Szczególnie w przypadku tej pierwszej sieci kolejne negatywne informacje już nie dziwią. Francuskie kierownictwo od ponad roku nie widzi żadnego problemu w działaniu na rynku sterowanym przez rosyjskiego dyktatora. Często szokujące są też metody, którymi posługuje się Auchan, by przetrwać w Rosji. Jak się okazuje polski oddział również może nie działać zgodnie z prawem i zasadami etycznymi.
Przerzucanie na kontrahentów kosztów dostawy i nieuczciwe rabaty. Oto zarzuty Prezesa UOKiK
Zdaniem Prezesa UOKiK sieć w latach 2020-2021 regularnie obciążała swoich kontrahentów kosztami transportu towarów z magazynu centralnego do poszczególnych sklepów. Oznacza to, że rolnicy płacili za to, by ich produkty ostatecznie znalazły się w naszych koszykach. Dzięki temu Auchan przerzucał na małych przedsiębiorców część kosztów prowadzenia własnego biznesu. Co więcej, nie wszyscy kontrahenci mieli taki zapis w umowach, a to może oznaczać nierówne traktowanie partnerów.

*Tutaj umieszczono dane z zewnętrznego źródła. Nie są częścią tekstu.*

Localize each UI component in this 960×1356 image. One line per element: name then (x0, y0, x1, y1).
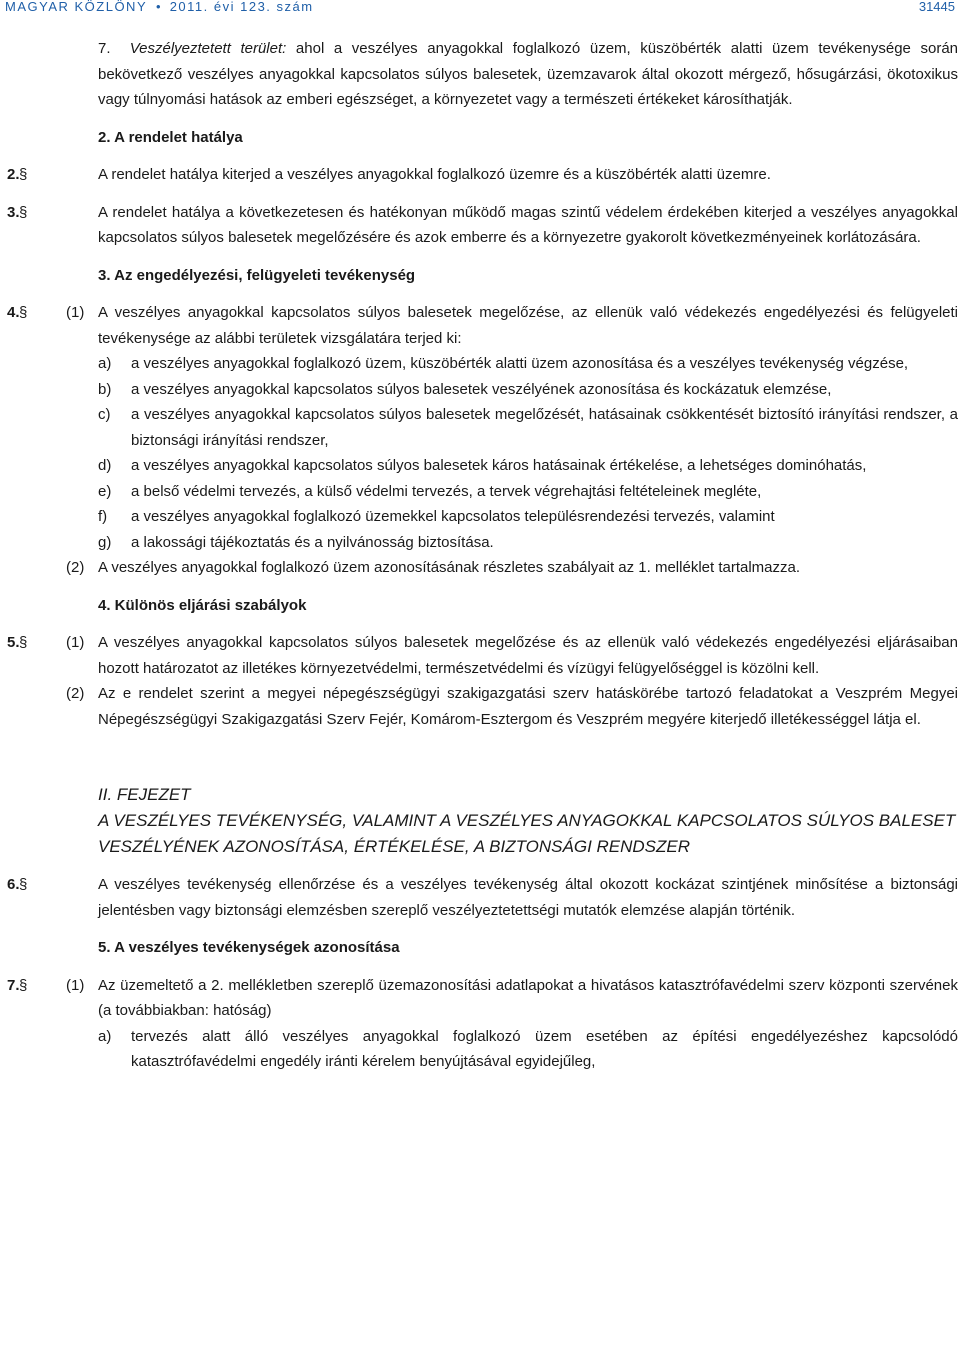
section-heading-4: 4. Különös eljárási szabályok (98, 596, 307, 614)
item-letter: b) (98, 380, 112, 398)
section-heading-5: 5. A veszélyes tevékenységek azonosítása (98, 939, 400, 956)
section-number: 4. (7, 304, 20, 321)
issue-label: 2011. évi 123. szám (169, 0, 314, 14)
chapter-title-line-1: A VESZÉLYES TEVÉKENYSÉG, VALAMINT A VESZÉLYES ANYAGOKKAL KAPCSOLATOS SÚLYOS BALESET (98, 811, 956, 830)
definition-text: ahol a veszélyes anyagokkal foglalkozó üzem, küszöbérték alatti üzem tevékenysége során bekövetkező veszélyes anyagokkal kapcsolatos súlyos balesetek, üzemzavarok által okozott mérgező, hősugárzási, ökotoxikus vagy túlnyomási hatások az emberi egészséget, a környezetet vagy a természeti értékeket károsíthatják. (98, 40, 958, 108)
document-body (7, 36, 958, 1075)
section-5-paragraph-2 (7, 681, 958, 732)
list-item (98, 402, 958, 453)
item-letter: d) (98, 457, 112, 474)
item-letter: e) (98, 482, 112, 500)
section-number: 3. (7, 203, 20, 221)
item-letter: a) (98, 1027, 112, 1045)
header-separator: • (156, 0, 161, 14)
section-6 (7, 872, 958, 923)
section-number: 6. (7, 876, 20, 893)
item-text: a veszélyes anyagokkal kapcsolatos súlyos balesetek megelőzését, hatásainak csökkentését biztosító irányítási rendszer, a biztonsági irányítási rendszer, (131, 406, 958, 449)
section-7 (7, 973, 958, 1024)
chapter-label: II. FEJEZET (98, 785, 191, 804)
list-item (98, 479, 958, 505)
paragraph-text: A veszélyes anyagokkal foglalkozó üzem azonosításának részletes szabályait az 1. melléklet tartalmazza. (98, 559, 801, 576)
paragraph-label: (1) (66, 634, 85, 651)
item-text: a lakossági tájékoztatás és a nyilvánosság biztosítása. (131, 533, 494, 551)
item-letter: g) (98, 533, 112, 551)
list-item (98, 1024, 958, 1075)
section-sign: § (19, 876, 28, 893)
list-item (98, 377, 958, 403)
section-4 (7, 300, 958, 351)
page-header (5, 0, 955, 17)
section-number: 7. (7, 976, 20, 994)
item-letter: f) (98, 508, 108, 525)
list-item (98, 453, 958, 479)
section-text: A veszélyes tevékenység ellenőrzése és a veszélyes tevékenység által okozott kockázat szintjének minősítése a biztonsági jelentésben vagy biztonsági elemzésben szereplő veszélyeztetettségi mutatók elemzése alapján történik. (98, 876, 958, 919)
running-title (5, 0, 314, 17)
paragraph-text: A veszélyes anyagokkal kapcsolatos súlyos balesetek megelőzése, az ellenük való védekezés engedélyezési és felügyeleti tevékenysége az alábbi területek vizsgálatára terjed ki: (98, 304, 958, 347)
item-text: a belső védelmi tervezés, a külső védelmi tervezés, a tervek végrehajtási feltételeinek megléte, (131, 482, 762, 500)
paragraph-text: Az üzemeltető a 2. mellékletben szereplő üzemazonosítási adatlapokat a hivatásos katasztrófavédelmi szerv központi szervének (a továbbiakban: hatóság) (98, 976, 958, 1019)
section-5 (7, 630, 958, 681)
section-heading-2: 2. A rendelet hatálya (98, 128, 243, 146)
chapter-title-line-2: VESZÉLYÉNEK AZONOSÍTÁSA, ÉRTÉKELÉSE, A BIZTONSÁGI RENDSZER (98, 837, 691, 856)
item-text: a veszélyes anyagokkal foglalkozó üzem, küszöbérték alatti üzem azonosítása és a veszélyes tevékenység végzése, (131, 355, 909, 372)
paragraph-label: (2) (66, 559, 85, 576)
defined-term: Veszélyeztetett terület: (129, 40, 287, 57)
section-sign: § (19, 166, 28, 183)
section-sign: § (19, 203, 28, 221)
paragraph-text: A veszélyes anyagokkal kapcsolatos súlyos balesetek megelőzése és az ellenük való védekezés engedélyezési eljárásaiban hozott határozatot az illetékes környezetvédelmi, természetvédelmi és vízügyi felügyelőséggel is közölni kell. (98, 634, 958, 677)
section-number: 5. (7, 634, 20, 651)
section-text: A rendelet hatálya a következetesen és hatékonyan működő magas szintű védelem érdekében kiterjed a veszélyes anyagokkal kapcsolatos súlyos balesetek megelőzésére és azok emberre és a környezetre gyakorolt következményeinek korlátozására. (98, 203, 958, 246)
chapter-heading (98, 782, 958, 860)
section-text: A rendelet hatálya kiterjed a veszélyes anyagokkal foglalkozó üzemre és a küszöbérték alatti üzemre. (98, 166, 771, 183)
list-item (98, 504, 958, 530)
section-3 (7, 200, 958, 251)
paragraph-label: (2) (66, 685, 85, 702)
page-number: 31445 (918, 0, 955, 14)
section-4-paragraph-2 (7, 555, 958, 581)
item-text: a veszélyes anyagokkal kapcsolatos súlyos balesetek káros hatásainak értékelése, a lehetséges dominóhatás, (131, 457, 867, 474)
item-text: a veszélyes anyagokkal kapcsolatos súlyos balesetek veszélyének azonosítása és kockázatuk elemzése, (131, 380, 832, 398)
section-sign: § (19, 976, 28, 994)
journal-name: MAGYAR KÖZLÖNY (5, 0, 147, 14)
paragraph-label: (1) (66, 304, 85, 321)
section-sign: § (19, 304, 28, 321)
point-marker: 7. (98, 40, 111, 57)
item-text: tervezés alatt álló veszélyes anyagokkal foglalkozó üzem esetében az építési engedélyezéshez kapcsolódó katasztrófavédelmi engedély iránti kérelem benyújtásával egyidejűleg, (131, 1027, 958, 1070)
list-item (98, 530, 958, 556)
section-number: 2. (7, 166, 20, 183)
item-text: a veszélyes anyagokkal foglalkozó üzemekkel kapcsolatos településrendezési tervezés, valamint (131, 508, 775, 525)
section-heading-3: 3. Az engedélyezési, felügyeleti tevékenység (98, 266, 416, 284)
definition-point-7 (98, 36, 958, 113)
section-sign: § (19, 634, 28, 651)
item-letter: c) (98, 406, 111, 423)
paragraph-label: (1) (66, 976, 85, 994)
paragraph-text: Az e rendelet szerint a megyei népegészségügyi szakigazgatási szerv hatáskörébe tartozó feladatokat a Veszprém Megyei Népegészségügyi Szakigazgatási Szerv Fejér, Komárom-Esztergom és Veszprém megyére kiterjedő illetékességgel látja el. (98, 685, 958, 728)
section-2 (7, 162, 958, 188)
list-item (98, 351, 958, 377)
item-letter: a) (98, 355, 112, 372)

Sporo uwag można też mieć do działania SCA PR Polska. Jak twierdzi Prezes UOKiK wysoce prawdopodobne jest, że Intermarche zwodziło swoich kontrahentów opóźniając podpisywanie umów na nowy rok. To oznaczało, że przedsiębiorcy dostarczali towar niejako w ciemno, nie wiedzą tak naprawdę za jaką cenę ostatecznie sprzedadzą produkty. Ponadto z ustaleń organu odpowiedzialnego za ochronę konkurencji wynika, iż sieć upodobała sobie naliczanie nieprzewidzianych wcześniej rabatów na zakup towaru. Pomimo nieosiągnięcia w danym okresie rozliczeniowym konkretnej wartości obrotu, od której uzależniona była obniżka, Intermarche i tak wymuszało ją na dostawcach.

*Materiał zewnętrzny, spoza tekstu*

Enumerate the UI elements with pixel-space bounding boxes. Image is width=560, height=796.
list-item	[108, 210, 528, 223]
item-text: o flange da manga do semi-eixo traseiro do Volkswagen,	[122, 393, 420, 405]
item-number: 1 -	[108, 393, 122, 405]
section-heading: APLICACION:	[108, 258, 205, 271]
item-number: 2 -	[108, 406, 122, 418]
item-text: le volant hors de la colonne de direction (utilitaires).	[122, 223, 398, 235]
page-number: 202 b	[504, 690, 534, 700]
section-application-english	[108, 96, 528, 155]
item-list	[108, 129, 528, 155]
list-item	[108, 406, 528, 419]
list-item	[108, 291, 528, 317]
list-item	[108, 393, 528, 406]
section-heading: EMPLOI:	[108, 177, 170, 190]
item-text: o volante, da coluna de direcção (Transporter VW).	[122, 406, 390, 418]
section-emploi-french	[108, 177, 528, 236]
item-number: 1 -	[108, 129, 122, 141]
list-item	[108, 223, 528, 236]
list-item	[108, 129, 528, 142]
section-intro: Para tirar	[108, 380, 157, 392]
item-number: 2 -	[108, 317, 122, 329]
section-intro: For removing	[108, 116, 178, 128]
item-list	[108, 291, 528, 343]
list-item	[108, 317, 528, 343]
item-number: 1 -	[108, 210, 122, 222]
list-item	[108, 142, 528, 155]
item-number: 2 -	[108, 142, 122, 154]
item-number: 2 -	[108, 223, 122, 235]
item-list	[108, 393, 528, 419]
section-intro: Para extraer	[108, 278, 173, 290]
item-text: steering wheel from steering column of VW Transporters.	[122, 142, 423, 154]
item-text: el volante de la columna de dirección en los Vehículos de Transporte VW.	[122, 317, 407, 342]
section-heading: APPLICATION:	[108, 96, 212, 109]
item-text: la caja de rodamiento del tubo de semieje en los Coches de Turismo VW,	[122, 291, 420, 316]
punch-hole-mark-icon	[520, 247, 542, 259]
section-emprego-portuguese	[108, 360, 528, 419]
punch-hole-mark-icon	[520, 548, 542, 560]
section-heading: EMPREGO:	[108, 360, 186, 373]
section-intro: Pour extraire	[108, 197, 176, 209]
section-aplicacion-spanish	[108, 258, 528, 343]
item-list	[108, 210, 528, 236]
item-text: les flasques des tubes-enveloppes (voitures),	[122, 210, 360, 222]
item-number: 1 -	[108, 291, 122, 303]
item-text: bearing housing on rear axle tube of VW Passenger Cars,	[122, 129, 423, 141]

SCA PR Polska wydała już oświadczenie, w którym powiadomiła, iż analizuje przedstawione zarzuty. Centrala zakupowa Intermarche deklaruje pełną współpracę z Urzędem Ochrony Konkurencji i Konsumentów. Jednocześnie do czasu zakończenia postępowania, sieć nie chce komentować sedna sprawy.

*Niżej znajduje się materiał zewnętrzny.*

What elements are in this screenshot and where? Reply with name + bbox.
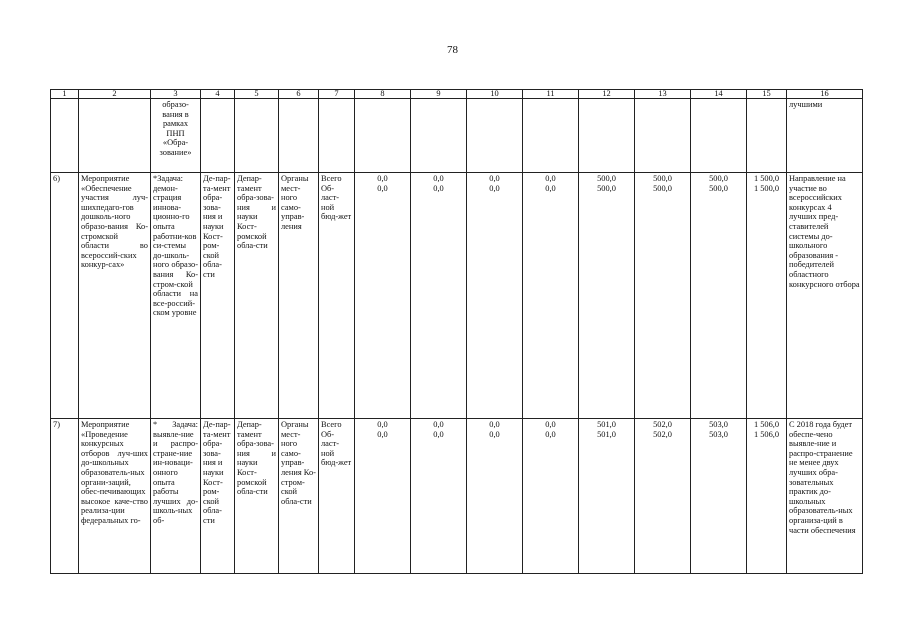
- value-region: 503,0: [709, 429, 728, 439]
- column-number-row: [51, 90, 863, 99]
- header-cell: 3: [151, 90, 201, 99]
- header-cell: 13: [635, 90, 691, 99]
- row-number: 7): [51, 419, 79, 574]
- header-cell: 10: [467, 90, 523, 99]
- source-region-label: Об-ласт-ной бюд-жет: [321, 183, 352, 222]
- program-table: [50, 89, 863, 574]
- table-cell: [635, 99, 691, 173]
- table-cell: [79, 99, 151, 173]
- measure-name: Мероприятие «Обеспечение участия луч-шихпедаго-гов дошколь-ного образо-вания Ко-стромской области во всероссий-ских конкур-сах»: [79, 173, 151, 419]
- value-region: 1 500,0: [753, 183, 780, 193]
- value-total: 500,0: [709, 174, 728, 183]
- value-total: 503,0: [709, 420, 728, 429]
- value-region: 500,0: [653, 183, 672, 193]
- value-total: 0,0: [545, 420, 556, 429]
- value-cell: [523, 419, 579, 574]
- table-cell: [319, 99, 355, 173]
- note-cell-continued: лучшими: [787, 99, 863, 173]
- table-cell: [747, 99, 787, 173]
- value-region: 502,0: [653, 429, 672, 439]
- header-cell: 4: [201, 90, 235, 99]
- table-cell: [51, 99, 79, 173]
- header-cell: 6: [279, 90, 319, 99]
- value-region: 0,0: [489, 429, 500, 439]
- value-total: 0,0: [377, 174, 388, 183]
- value-region: 0,0: [377, 183, 388, 193]
- value-total: 502,0: [653, 420, 672, 429]
- measure-name: Мероприятие «Проведение конкурсных отборов луч-ших до-школьных образователь-ных органи-заций, обес-печивающих высокое каче-ство реализа-ции федеральных го-: [79, 419, 151, 574]
- table-row-measure-6: [51, 173, 863, 419]
- value-region: 0,0: [377, 429, 388, 439]
- task-cell-continued: образо- вания в рамках ПНП «Обра- зование»: [151, 99, 201, 173]
- table-cell: [201, 99, 235, 173]
- value-cell: [467, 419, 523, 574]
- value-total: 0,0: [545, 174, 556, 183]
- value-total: 0,0: [433, 420, 444, 429]
- value-total: 500,0: [653, 174, 672, 183]
- table-cell: [691, 99, 747, 173]
- value-total: 501,0: [597, 420, 616, 429]
- header-cell: 9: [411, 90, 467, 99]
- value-cell: [411, 419, 467, 574]
- table-cell: [235, 99, 279, 173]
- value-cell: [355, 173, 411, 419]
- table-cell: [467, 99, 523, 173]
- value-total: 0,0: [489, 420, 500, 429]
- value-region: 0,0: [433, 429, 444, 439]
- responsible-executor: Де-пар-та-мент обра-зова-ния и науки Кост-ром-ской обла-сти: [201, 419, 235, 574]
- funding-source: [319, 173, 355, 419]
- value-cell: [355, 419, 411, 574]
- value-cell: [579, 419, 635, 574]
- value-total: 0,0: [489, 174, 500, 183]
- table-cell: [523, 99, 579, 173]
- value-cell: [747, 419, 787, 574]
- table-row-continuation: [51, 99, 863, 173]
- value-cell: [747, 173, 787, 419]
- value-region: 501,0: [597, 429, 616, 439]
- value-region: 0,0: [489, 183, 500, 193]
- value-cell: [411, 173, 467, 419]
- header-cell: 1: [51, 90, 79, 99]
- expected-result: С 2018 года будет обеспе-чено выявле-ние и распро-странение не менее двух лучших обра-зовательных практик до-школьных образователь-ных организа-ций в части обеспечения: [787, 419, 863, 574]
- value-cell: [691, 173, 747, 419]
- value-cell: [635, 173, 691, 419]
- header-cell: 7: [319, 90, 355, 99]
- value-cell: [635, 419, 691, 574]
- value-cell: [691, 419, 747, 574]
- table-cell: [579, 99, 635, 173]
- coexecutor: Депар-тамент обра-зова-ния и науки Кост-ромской обла-сти: [235, 173, 279, 419]
- page-number: 78: [447, 44, 458, 56]
- value-cell: [467, 173, 523, 419]
- header-cell: 8: [355, 90, 411, 99]
- source-region-label: Об-ласт-ной бюд-жет: [321, 429, 352, 468]
- value-total: 1 506,0: [753, 420, 780, 429]
- value-cell: [523, 173, 579, 419]
- header-cell: 2: [79, 90, 151, 99]
- responsible-executor: Де-пар-та-мент обра-зова-ния и науки Кост-ром-ской обла-сти: [201, 173, 235, 419]
- value-region: 500,0: [597, 183, 616, 193]
- expected-result: Направление на участие во всероссийских конкурсах 4 лучших пред-ставителей системы до-школьного образования - победителей областного конкурсного отбора: [787, 173, 863, 419]
- table-cell: [355, 99, 411, 173]
- header-cell: 5: [235, 90, 279, 99]
- value-total: 1 500,0: [753, 174, 780, 183]
- value-region: 500,0: [709, 183, 728, 193]
- value-total: 0,0: [377, 420, 388, 429]
- table-row-measure-7: [51, 419, 863, 574]
- funding-source: [319, 419, 355, 574]
- source-total-label: Всего: [321, 420, 342, 429]
- value-region: 0,0: [433, 183, 444, 193]
- task-description: * Задача: выявле-ние и распро-стране-ние ин-новаци-онного опыта работы лучших до-школь-ных об-: [151, 419, 201, 574]
- table-cell: [279, 99, 319, 173]
- header-cell: 16: [787, 90, 863, 99]
- header-cell: 15: [747, 90, 787, 99]
- value-region: 0,0: [545, 183, 556, 193]
- value-region: 1 506,0: [753, 429, 780, 439]
- value-total: 0,0: [433, 174, 444, 183]
- task-description: *Задача: демон-страция иннова-ционно-го опыта работни-ков си-стемы до-школь-ного образо-вания Ко-стром-ской области на все-россий-ском уровне: [151, 173, 201, 419]
- source-total-label: Всего: [321, 174, 342, 183]
- participants: Органы мест-ного само-управ-ления: [279, 173, 319, 419]
- header-cell: 12: [579, 90, 635, 99]
- value-cell: [579, 173, 635, 419]
- row-number: 6): [51, 173, 79, 419]
- header-cell: 11: [523, 90, 579, 99]
- table-cell: [411, 99, 467, 173]
- value-region: 0,0: [545, 429, 556, 439]
- participants: Органы мест-ного само-управ-ления Ко-стром-ской обла-сти: [279, 419, 319, 574]
- header-cell: 14: [691, 90, 747, 99]
- value-total: 500,0: [597, 174, 616, 183]
- coexecutor: Депар-тамент обра-зова-ния и науки Кост-ромской обла-сти: [235, 419, 279, 574]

Co grozi obu sieciom? Jeśli zarzuty się potwierdzą możliwe jest nałożenie kary finansowej w wysokości do 3% rocznego obrotu. Na tak surowe konsekwencje trudno jednak liczyć, gdyż w grę mogą wchodzić nawet setki milionów złotych, choć Biedronka już przekonała się, że kary potrafią zaboleć.